My paw said that any food you had at that time, you had to raise yourself. This included any meat you wanted to eat. Kids who were raised during this time had to learn early how to take care of a garden and any farm animals that the family needed to survive. This all brings me to the story that I want to tell you.

My paw and Uncle Ivan were driving cattle in from the pasture for the night, and they knew that they were going to come up to a ridge in just a little ways. My Uncle Ivan thought it would be funny if he climbed up on that ridge, jumped on one of the cows, and rode it home.

As they were getting close to the ridge, my Uncle Ivan ran until he got in front of the cows, climbed up on that ridge, perched on top of a fence post, and, no more than a few seconds later, jumped on the back of one of the cows.

Now that cow didn’t know what had landed on its back so it started bucking. It bucked him so high that it threw him plumb up and back over the fence and sprained his arm something awful.

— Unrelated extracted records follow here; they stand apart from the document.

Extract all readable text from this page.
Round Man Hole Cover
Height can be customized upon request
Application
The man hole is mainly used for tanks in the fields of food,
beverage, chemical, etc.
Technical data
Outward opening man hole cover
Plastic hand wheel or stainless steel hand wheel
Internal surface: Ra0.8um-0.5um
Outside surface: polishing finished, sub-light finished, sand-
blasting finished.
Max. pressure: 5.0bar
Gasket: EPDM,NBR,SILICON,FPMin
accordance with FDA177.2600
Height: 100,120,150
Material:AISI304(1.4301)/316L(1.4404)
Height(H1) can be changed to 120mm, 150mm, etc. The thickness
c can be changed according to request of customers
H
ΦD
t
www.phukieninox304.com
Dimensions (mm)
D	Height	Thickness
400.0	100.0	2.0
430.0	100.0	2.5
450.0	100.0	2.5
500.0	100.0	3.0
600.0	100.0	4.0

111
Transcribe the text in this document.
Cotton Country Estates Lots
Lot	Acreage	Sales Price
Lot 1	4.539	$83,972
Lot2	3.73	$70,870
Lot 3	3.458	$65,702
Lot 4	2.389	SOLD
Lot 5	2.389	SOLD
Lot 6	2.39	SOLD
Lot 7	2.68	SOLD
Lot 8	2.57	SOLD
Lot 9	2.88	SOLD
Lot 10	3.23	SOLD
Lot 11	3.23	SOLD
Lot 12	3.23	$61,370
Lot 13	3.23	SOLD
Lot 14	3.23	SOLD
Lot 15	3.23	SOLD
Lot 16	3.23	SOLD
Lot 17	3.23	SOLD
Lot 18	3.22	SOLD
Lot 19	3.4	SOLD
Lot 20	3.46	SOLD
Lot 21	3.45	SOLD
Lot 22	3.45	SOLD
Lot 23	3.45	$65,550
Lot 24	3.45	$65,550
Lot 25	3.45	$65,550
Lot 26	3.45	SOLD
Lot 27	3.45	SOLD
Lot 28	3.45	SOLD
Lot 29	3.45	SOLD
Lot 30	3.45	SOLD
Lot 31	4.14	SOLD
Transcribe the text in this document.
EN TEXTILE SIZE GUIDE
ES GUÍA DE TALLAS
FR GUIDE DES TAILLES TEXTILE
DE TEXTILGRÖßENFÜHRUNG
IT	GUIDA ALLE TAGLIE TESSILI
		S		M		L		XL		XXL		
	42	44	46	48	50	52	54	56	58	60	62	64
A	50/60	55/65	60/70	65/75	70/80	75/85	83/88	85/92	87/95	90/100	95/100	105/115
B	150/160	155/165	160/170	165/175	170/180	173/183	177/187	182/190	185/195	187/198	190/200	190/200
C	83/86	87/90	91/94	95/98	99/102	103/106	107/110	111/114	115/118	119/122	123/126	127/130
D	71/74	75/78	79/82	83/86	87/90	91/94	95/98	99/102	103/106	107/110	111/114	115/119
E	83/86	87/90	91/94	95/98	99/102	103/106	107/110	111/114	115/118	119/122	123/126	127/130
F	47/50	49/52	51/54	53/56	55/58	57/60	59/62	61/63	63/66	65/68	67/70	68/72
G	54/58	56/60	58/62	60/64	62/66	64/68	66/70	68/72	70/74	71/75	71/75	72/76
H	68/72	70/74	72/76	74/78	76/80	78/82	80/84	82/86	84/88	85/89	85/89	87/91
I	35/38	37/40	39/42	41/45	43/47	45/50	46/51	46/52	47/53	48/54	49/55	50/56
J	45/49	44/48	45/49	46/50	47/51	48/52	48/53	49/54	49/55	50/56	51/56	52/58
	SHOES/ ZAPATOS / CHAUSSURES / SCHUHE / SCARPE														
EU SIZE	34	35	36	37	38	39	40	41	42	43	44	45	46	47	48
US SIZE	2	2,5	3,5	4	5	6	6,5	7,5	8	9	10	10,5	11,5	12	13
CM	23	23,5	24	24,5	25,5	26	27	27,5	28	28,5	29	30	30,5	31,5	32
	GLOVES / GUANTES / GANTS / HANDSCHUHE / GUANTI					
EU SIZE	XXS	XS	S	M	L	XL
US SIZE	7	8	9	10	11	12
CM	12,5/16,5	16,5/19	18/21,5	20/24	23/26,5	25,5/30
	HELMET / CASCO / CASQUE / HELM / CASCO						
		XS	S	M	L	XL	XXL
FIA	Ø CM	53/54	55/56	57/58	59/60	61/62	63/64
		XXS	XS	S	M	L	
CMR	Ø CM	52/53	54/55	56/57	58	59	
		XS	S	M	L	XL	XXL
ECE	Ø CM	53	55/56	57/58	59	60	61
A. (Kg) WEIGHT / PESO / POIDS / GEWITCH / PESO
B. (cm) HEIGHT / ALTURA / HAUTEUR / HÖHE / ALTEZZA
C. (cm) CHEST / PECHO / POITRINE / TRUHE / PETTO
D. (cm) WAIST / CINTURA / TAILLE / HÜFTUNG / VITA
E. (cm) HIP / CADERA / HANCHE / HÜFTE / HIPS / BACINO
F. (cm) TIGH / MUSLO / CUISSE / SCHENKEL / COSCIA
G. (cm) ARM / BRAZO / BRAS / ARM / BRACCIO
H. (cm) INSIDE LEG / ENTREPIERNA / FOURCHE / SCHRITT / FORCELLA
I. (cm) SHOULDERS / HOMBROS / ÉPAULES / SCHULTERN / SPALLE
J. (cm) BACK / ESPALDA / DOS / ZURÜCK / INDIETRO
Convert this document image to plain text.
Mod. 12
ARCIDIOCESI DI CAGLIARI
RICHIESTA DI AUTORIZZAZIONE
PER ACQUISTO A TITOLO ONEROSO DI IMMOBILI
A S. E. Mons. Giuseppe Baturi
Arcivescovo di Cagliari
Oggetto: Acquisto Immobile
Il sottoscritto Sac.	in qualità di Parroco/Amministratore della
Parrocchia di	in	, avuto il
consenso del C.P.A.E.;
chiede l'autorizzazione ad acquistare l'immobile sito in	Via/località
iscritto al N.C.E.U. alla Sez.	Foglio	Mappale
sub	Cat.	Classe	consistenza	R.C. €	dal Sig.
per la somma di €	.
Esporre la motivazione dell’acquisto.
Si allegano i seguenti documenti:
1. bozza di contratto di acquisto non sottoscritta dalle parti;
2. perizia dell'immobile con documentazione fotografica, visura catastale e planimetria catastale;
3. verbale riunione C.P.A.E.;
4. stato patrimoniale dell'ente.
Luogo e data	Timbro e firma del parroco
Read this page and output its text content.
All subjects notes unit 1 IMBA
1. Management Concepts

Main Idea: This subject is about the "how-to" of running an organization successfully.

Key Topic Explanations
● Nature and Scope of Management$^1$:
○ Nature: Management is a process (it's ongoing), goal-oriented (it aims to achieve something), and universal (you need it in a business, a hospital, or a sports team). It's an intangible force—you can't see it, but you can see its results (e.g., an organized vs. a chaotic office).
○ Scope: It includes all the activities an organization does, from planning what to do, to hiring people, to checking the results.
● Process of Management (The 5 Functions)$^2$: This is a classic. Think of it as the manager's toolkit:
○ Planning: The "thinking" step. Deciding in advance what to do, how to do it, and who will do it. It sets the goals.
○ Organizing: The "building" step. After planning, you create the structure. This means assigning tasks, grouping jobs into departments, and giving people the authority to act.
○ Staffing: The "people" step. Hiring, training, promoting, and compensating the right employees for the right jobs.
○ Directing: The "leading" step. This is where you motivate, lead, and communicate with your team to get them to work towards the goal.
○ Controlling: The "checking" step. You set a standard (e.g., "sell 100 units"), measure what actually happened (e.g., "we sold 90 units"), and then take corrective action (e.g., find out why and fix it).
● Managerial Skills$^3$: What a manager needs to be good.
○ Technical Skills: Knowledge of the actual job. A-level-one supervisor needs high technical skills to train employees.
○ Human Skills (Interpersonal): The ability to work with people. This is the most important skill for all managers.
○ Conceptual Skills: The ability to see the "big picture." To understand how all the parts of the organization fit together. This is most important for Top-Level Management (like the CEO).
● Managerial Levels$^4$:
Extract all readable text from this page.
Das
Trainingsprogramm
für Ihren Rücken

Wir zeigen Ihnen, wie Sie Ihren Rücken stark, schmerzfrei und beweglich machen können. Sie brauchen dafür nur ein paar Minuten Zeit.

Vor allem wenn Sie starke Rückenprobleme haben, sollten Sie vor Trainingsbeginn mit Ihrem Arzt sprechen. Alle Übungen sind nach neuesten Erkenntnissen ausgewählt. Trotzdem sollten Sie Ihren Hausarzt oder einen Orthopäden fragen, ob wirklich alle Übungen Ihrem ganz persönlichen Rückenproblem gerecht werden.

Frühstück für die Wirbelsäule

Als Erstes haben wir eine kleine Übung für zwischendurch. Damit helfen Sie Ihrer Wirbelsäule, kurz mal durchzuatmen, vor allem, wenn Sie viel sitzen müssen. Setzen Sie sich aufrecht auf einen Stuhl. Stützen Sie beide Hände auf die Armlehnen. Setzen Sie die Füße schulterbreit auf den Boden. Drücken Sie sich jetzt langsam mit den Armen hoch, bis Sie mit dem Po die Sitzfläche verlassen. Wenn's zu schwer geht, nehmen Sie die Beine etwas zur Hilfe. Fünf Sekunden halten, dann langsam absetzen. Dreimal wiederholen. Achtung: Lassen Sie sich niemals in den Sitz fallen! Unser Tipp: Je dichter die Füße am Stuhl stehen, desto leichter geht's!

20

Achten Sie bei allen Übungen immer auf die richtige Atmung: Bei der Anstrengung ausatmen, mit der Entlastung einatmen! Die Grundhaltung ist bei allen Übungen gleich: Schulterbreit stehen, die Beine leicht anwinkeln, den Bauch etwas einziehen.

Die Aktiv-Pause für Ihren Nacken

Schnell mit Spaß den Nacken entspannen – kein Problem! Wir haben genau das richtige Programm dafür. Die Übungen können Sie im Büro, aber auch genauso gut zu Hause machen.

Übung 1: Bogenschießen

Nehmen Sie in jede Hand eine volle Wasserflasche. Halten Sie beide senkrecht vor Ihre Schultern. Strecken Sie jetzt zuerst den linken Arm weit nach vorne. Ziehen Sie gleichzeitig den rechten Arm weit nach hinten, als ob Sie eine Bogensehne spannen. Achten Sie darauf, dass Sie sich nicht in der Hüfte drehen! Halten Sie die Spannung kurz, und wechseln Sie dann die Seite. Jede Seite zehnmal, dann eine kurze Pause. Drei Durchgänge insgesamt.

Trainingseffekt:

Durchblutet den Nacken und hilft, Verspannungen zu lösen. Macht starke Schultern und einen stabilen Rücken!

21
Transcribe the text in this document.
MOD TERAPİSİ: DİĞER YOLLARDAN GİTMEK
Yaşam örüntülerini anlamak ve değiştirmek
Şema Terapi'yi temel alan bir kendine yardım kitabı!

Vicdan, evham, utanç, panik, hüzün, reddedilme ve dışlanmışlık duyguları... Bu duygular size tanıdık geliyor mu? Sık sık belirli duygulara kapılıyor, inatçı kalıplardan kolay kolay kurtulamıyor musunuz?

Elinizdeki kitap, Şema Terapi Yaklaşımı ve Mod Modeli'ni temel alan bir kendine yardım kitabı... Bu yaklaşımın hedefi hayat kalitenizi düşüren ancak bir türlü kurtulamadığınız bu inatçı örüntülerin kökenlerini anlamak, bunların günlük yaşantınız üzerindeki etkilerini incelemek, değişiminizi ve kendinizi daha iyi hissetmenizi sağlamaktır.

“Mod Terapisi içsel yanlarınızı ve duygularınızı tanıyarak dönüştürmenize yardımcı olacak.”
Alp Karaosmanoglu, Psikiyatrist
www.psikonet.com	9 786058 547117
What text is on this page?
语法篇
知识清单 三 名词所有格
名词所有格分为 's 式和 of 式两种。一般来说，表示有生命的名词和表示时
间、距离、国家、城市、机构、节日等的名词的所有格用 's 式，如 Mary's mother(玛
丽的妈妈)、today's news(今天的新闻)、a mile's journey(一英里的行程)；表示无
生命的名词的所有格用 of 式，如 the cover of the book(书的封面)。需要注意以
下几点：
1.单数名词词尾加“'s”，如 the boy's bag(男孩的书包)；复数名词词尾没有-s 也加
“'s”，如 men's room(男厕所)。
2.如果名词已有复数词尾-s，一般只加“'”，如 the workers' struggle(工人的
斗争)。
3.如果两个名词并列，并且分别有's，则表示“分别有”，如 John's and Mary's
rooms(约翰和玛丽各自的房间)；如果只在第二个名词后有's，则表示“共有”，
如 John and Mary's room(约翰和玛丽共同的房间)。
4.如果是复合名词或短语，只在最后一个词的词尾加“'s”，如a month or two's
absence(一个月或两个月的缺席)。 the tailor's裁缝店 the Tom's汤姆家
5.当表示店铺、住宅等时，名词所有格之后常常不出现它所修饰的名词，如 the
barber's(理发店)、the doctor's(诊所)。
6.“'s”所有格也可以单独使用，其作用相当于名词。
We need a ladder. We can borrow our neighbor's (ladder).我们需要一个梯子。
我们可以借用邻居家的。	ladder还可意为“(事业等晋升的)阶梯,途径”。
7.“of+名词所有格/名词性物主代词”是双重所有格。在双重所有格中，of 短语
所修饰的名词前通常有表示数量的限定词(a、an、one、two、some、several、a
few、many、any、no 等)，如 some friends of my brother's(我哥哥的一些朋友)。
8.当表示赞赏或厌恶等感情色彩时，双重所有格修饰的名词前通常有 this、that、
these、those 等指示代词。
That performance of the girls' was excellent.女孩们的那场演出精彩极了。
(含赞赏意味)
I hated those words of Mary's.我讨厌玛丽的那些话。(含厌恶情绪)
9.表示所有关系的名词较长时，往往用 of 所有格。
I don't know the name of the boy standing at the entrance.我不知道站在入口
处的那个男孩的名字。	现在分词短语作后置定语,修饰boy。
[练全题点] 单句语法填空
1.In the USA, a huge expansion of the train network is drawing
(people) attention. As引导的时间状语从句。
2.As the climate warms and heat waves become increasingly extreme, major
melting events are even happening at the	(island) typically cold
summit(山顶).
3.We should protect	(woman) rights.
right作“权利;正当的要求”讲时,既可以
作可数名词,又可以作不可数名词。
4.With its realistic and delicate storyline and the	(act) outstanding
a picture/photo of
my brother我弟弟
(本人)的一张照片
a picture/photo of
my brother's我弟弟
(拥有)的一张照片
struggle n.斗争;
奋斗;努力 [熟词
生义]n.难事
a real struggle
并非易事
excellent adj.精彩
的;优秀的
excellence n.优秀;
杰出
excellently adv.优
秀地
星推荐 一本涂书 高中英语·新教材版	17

They brought the cattle on in for the night with my Uncle Ivan crying every step of the way, and my grandpa laughing all the way. That was the first time, but not the last time, my Uncle Ivan did that.


Children and cow.
Courtesy of the Library of Congress.

Wayne and His Monkey
Told to Allison Blair by Mr. Charles Whitaker

One day Wayne came home from Germany, and he brought a monkey with him. Since he had come home, he’d go out with his friends and get drunk all the time. One night, when he went out, his uncle got the idea that he was going to scare Wayne so he’d quit drinking.

He went in his room and pulled off one of the sheets from the bed. What he didn’t know was that the monkey done everything he did. So Wayne’s uncle put that sheet over him and hid behind a tree.

When Wayne came up through the woods, his uncle jumped out from behind a tree and scared him so bad he ran all the way home. Then Wayne’s uncle heard something behind him. He turned around, and the monkey scared him so bad he ran to the house right behind Wayne.